A flaw in a control and collaboration server widely used by open-source software developers could allow an attacker with read-only access to run arbitrary code, alter program operation, read information, or cause a denial of service, according to the Computer Emergency Response Team Coordination Center (CERT).

The CERT Coordination Center also reported a significant secondary impact of this flaw for the Concurrent Versions System (CVS) server, which is used to update and alter source code via the Internet: an attacker who is able to compromise a CVS server could modify source-code repositories to contain Trojan horses, backdoors, or other malicious code.

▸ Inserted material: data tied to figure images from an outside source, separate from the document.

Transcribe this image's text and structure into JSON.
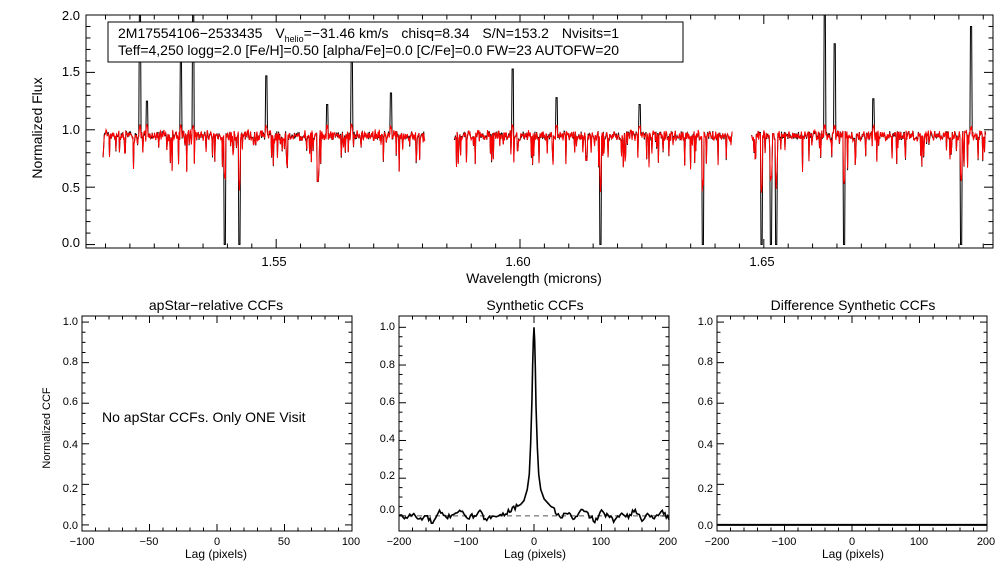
{
  "colors": {
    "observed": "#000000",
    "model": "#ff0000",
    "axis": "#000000",
    "dashed": "#555555"
  },
  "chart_data": [
    {
      "id": "spectrum",
      "type": "line",
      "xlabel": "Wavelength (microns)",
      "ylabel": "Normalized Flux",
      "xlim": [
        1.511,
        1.697
      ],
      "ylim": [
        -0.03,
        2.0
      ],
      "xticks": [
        "1.55",
        "1.60",
        "1.65"
      ],
      "xtick_values": [
        1.55,
        1.6,
        1.65
      ],
      "yticks": [
        "0.0",
        "0.5",
        "1.0",
        "1.5",
        "2.0"
      ],
      "ytick_values": [
        0.0,
        0.5,
        1.0,
        1.5,
        2.0
      ],
      "chips": [
        [
          1.5145,
          1.5805
        ],
        [
          1.5865,
          1.6435
        ],
        [
          1.6475,
          1.6955
        ]
      ],
      "continuum": 0.95,
      "spikes": [
        [
          1.522,
          2.0
        ],
        [
          1.533,
          2.0
        ],
        [
          1.5305,
          1.6
        ],
        [
          1.548,
          1.47
        ],
        [
          1.5655,
          1.67
        ],
        [
          1.5985,
          1.53
        ],
        [
          1.6625,
          2.0
        ],
        [
          1.6645,
          1.75
        ],
        [
          1.6925,
          1.9
        ],
        [
          1.5735,
          1.32
        ],
        [
          1.6075,
          1.28
        ],
        [
          1.6725,
          1.27
        ],
        [
          1.5235,
          1.25
        ],
        [
          1.5605,
          1.22
        ],
        [
          1.6245,
          1.22
        ]
      ],
      "dips": [
        [
          1.5395,
          0.0
        ],
        [
          1.5425,
          0.0
        ],
        [
          1.5585,
          0.55
        ],
        [
          1.6165,
          0.0
        ],
        [
          1.6375,
          0.0
        ],
        [
          1.6495,
          0.0
        ],
        [
          1.6515,
          0.0
        ],
        [
          1.6525,
          0.0
        ],
        [
          1.6665,
          0.0
        ],
        [
          1.6905,
          0.0
        ]
      ],
      "legend": {
        "object": "2M17554106−2533435",
        "v_symbol": "V",
        "v_sub": "helio",
        "v_value": "=−31.46 km/s",
        "chisq": "chisq=8.34",
        "snr": "S/N=153.2",
        "nvisits": "Nvisits=1",
        "params": "Teff=4,250 logg=2.0 [Fe/H]=0.50 [alpha/Fe]=0.0 [C/Fe]=0.0 FW=23 AUTOFW=20"
      },
      "series": [
        {
          "name": "observed"
        },
        {
          "name": "model"
        }
      ]
    },
    {
      "id": "apstar-ccf",
      "type": "line",
      "title": "apStar−relative CCFs",
      "xlabel": "Lag (pixels)",
      "ylabel": "Normalized CCF",
      "xlim": [
        -100,
        100
      ],
      "ylim": [
        -0.03,
        1.03
      ],
      "xticks": [
        "−100",
        "−50",
        "0",
        "50",
        "100"
      ],
      "xtick_values": [
        -100,
        -50,
        0,
        50,
        100
      ],
      "yticks": [
        "0.0",
        "0.2",
        "0.4",
        "0.6",
        "0.8",
        "1.0"
      ],
      "ytick_values": [
        0.0,
        0.2,
        0.4,
        0.6,
        0.8,
        1.0
      ],
      "annotation": "No apStar CCFs.  Only ONE Visit",
      "series": []
    },
    {
      "id": "synthetic-ccf",
      "type": "line",
      "title": "Synthetic CCFs",
      "xlabel": "Lag (pixels)",
      "ylabel": "",
      "xlim": [
        -200,
        200
      ],
      "ylim": [
        -0.08,
        1.06
      ],
      "xticks": [
        "−200",
        "−100",
        "0",
        "100",
        "200"
      ],
      "xtick_values": [
        -200,
        -100,
        0,
        100,
        200
      ],
      "yticks": [
        "0.0",
        "0.2",
        "0.4",
        "0.6",
        "0.8",
        "1.0"
      ],
      "ytick_values": [
        0.0,
        0.2,
        0.4,
        0.6,
        0.8,
        1.0
      ],
      "reference_line": 0.0,
      "series": [
        {
          "name": "ccf",
          "x": [
            -200,
            -190,
            -180,
            -170,
            -160,
            -150,
            -140,
            -130,
            -120,
            -110,
            -100,
            -90,
            -80,
            -70,
            -60,
            -50,
            -40,
            -30,
            -20,
            -15,
            -10,
            -7,
            -5,
            -3,
            -2,
            -1,
            0,
            1,
            2,
            3,
            5,
            7,
            10,
            15,
            20,
            30,
            40,
            50,
            60,
            70,
            80,
            90,
            100,
            110,
            120,
            130,
            140,
            150,
            160,
            170,
            180,
            190,
            200
          ],
          "y": [
            0.0,
            -0.01,
            0.01,
            -0.02,
            0.0,
            -0.04,
            0.02,
            -0.01,
            0.01,
            0.03,
            -0.01,
            0.0,
            0.02,
            -0.03,
            0.01,
            0.0,
            0.02,
            0.04,
            0.06,
            0.08,
            0.14,
            0.22,
            0.38,
            0.62,
            0.8,
            0.93,
            1.0,
            0.93,
            0.78,
            0.58,
            0.36,
            0.22,
            0.14,
            0.09,
            0.07,
            0.03,
            -0.01,
            0.02,
            -0.02,
            0.03,
            0.01,
            -0.03,
            0.02,
            0.0,
            -0.03,
            0.02,
            0.0,
            0.03,
            -0.02,
            0.01,
            -0.01,
            0.03,
            -0.02
          ]
        }
      ]
    },
    {
      "id": "difference-ccf",
      "type": "line",
      "title": "Difference Synthetic CCFs",
      "xlabel": "Lag (pixels)",
      "ylabel": "",
      "xlim": [
        -200,
        200
      ],
      "ylim": [
        -0.03,
        1.03
      ],
      "xticks": [
        "−200",
        "−100",
        "0",
        "100",
        "200"
      ],
      "xtick_values": [
        -200,
        -100,
        0,
        100,
        200
      ],
      "yticks": [
        "0.0",
        "0.2",
        "0.4",
        "0.6",
        "0.8",
        "1.0"
      ],
      "ytick_values": [
        0.0,
        0.2,
        0.4,
        0.6,
        0.8,
        1.0
      ],
      "series": [
        {
          "name": "difference",
          "x": [
            -200,
            200
          ],
          "y": [
            0.0,
            0.0
          ]
        }
      ]
    }
  ]
}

The CVS server vulnerability can be triggered by a set of specially crafted directory requests.

"While processing these requests, an error-checking routine may attempt to free the same memory reference more than once. Deallocating the already freed memory leads to heap corruption, which an attacker could leverage to execute arbitrary code, alter the logical operation of the CVS server program, or read sensitive information stored in memory," Cert said. However, in most cases heap corruption will result in a segmentation fault, causing a denial of service.

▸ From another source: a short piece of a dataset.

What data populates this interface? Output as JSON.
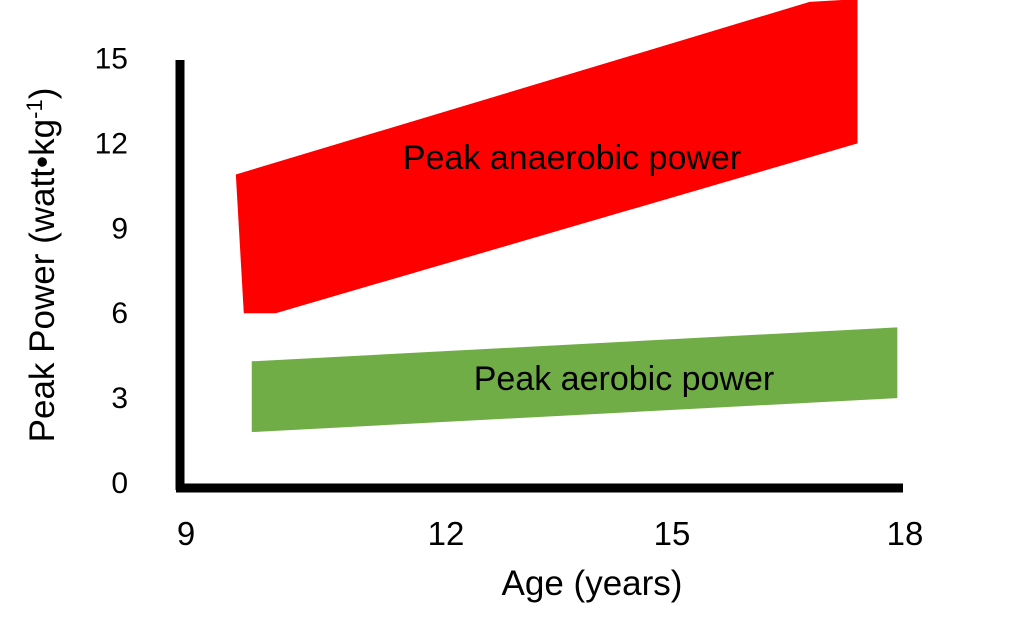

But because the CVS server process is typically started by the Internet services daemon and runs with root privileges, arbitrary code would also run with root privileges.

Vendors whose systems running CVS Home project versions of CVS prior to 1.11.5, whose operating system distributions provide CVS, or whose source code repositories are managed by CVSsupport, are affected by the flaw. Those companies include Cray, IBM, and Sun Microsystems.

CERT, which said Stefan Esser of e-matters reported the issue, recommends users apply the appropriate patch or upgrade as specified by vendor.